If no other protection was in place, let’s quickly review some of the ways in which this system could be attacked:

Good Old Fashioned Lying

Lying is such a trivial form of attack that is almost always protected against, thus it doesn’t really have a formal term to describe it. Just look at our silly API:

  • api.myservice.com
    • HTTP GET /user/{userId} :: Retrieves the data associated with a particular user.
    • HTTP POST /user/{userId} :: Updates the data associated with a particular user.

Well, what happens if any random person says, “Hey, I’m user 1234, give me all the data!”, whether they are actually user 1234 or not?

It is so trivially easy to lie, that no reasonably secure system accepts what a user provides as face value without further authentication. What is authentication? In a nutshell, it’s basically verifying that someone is who they claim to be, and that they’re not just lying.

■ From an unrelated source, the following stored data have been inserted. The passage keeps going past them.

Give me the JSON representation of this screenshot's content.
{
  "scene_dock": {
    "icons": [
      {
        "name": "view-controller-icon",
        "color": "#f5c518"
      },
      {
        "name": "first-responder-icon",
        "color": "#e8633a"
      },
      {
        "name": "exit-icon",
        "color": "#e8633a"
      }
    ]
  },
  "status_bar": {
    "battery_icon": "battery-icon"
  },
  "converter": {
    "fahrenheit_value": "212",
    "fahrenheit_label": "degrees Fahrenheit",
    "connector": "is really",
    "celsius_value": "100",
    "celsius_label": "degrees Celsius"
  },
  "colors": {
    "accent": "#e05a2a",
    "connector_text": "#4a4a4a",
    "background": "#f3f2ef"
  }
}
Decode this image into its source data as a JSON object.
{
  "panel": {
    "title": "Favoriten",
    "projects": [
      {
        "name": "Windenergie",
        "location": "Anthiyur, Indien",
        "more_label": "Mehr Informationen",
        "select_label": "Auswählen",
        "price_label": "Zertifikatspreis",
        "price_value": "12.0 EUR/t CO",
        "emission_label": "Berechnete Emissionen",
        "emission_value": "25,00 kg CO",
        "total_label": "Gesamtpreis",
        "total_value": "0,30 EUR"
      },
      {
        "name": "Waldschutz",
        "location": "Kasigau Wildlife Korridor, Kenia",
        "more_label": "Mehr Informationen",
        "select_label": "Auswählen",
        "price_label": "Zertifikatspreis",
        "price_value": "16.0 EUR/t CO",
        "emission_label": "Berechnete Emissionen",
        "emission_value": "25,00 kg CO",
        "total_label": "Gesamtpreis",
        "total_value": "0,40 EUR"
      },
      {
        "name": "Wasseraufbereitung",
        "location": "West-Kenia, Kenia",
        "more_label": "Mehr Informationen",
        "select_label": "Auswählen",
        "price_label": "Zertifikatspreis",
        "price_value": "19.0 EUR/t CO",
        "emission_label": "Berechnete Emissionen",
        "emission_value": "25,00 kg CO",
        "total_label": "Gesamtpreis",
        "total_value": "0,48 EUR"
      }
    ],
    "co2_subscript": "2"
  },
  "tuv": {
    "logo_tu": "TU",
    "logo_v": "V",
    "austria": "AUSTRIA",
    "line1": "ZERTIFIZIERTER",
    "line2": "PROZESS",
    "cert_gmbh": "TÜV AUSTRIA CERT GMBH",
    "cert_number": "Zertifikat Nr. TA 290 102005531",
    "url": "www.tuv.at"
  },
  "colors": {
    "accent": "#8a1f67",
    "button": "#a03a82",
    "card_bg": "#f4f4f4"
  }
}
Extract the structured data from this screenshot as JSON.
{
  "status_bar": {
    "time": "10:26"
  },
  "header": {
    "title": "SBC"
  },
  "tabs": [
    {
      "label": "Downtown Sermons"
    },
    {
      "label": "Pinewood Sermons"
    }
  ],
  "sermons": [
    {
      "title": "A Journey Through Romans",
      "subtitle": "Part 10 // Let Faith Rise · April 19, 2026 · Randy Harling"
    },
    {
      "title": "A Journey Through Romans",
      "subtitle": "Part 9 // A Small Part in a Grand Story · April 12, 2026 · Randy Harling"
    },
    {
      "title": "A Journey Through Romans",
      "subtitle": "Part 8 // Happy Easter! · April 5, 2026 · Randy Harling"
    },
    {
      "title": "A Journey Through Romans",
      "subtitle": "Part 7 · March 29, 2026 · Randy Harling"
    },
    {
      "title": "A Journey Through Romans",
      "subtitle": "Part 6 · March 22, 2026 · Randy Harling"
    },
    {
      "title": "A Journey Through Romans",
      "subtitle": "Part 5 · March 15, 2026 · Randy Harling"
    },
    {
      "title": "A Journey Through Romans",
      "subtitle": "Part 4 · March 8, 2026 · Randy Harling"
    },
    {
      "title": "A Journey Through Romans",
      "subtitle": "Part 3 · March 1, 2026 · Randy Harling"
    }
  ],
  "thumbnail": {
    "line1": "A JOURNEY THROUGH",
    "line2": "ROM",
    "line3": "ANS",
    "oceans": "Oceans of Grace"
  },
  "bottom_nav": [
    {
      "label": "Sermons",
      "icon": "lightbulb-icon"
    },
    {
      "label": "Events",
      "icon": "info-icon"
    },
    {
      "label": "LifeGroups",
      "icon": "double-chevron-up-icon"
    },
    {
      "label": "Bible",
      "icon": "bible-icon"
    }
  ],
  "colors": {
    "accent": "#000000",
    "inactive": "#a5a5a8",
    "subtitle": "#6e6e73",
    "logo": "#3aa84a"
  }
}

There are many ways of authenticating a person, but they all basically follow a similar form:

  • Step 1: Collect information that is unique to a person at the time they create an account.
  • Step 2: When a person wants to access information in an account, have them provide proof that they are the same person who created the account in the first place.
  • Step 3: Compare the provided proof to the information that was provided at the time of account creation.

Common methods of performing authentication include:

  1. Having a person sign their name during account creation, and then have a person produce the same signature in the same handwriting, in order to access that account.
  2. Having a person take a photograph during account creation, and then having the person show their face and compare it to the one on file for the account, in order to access that account.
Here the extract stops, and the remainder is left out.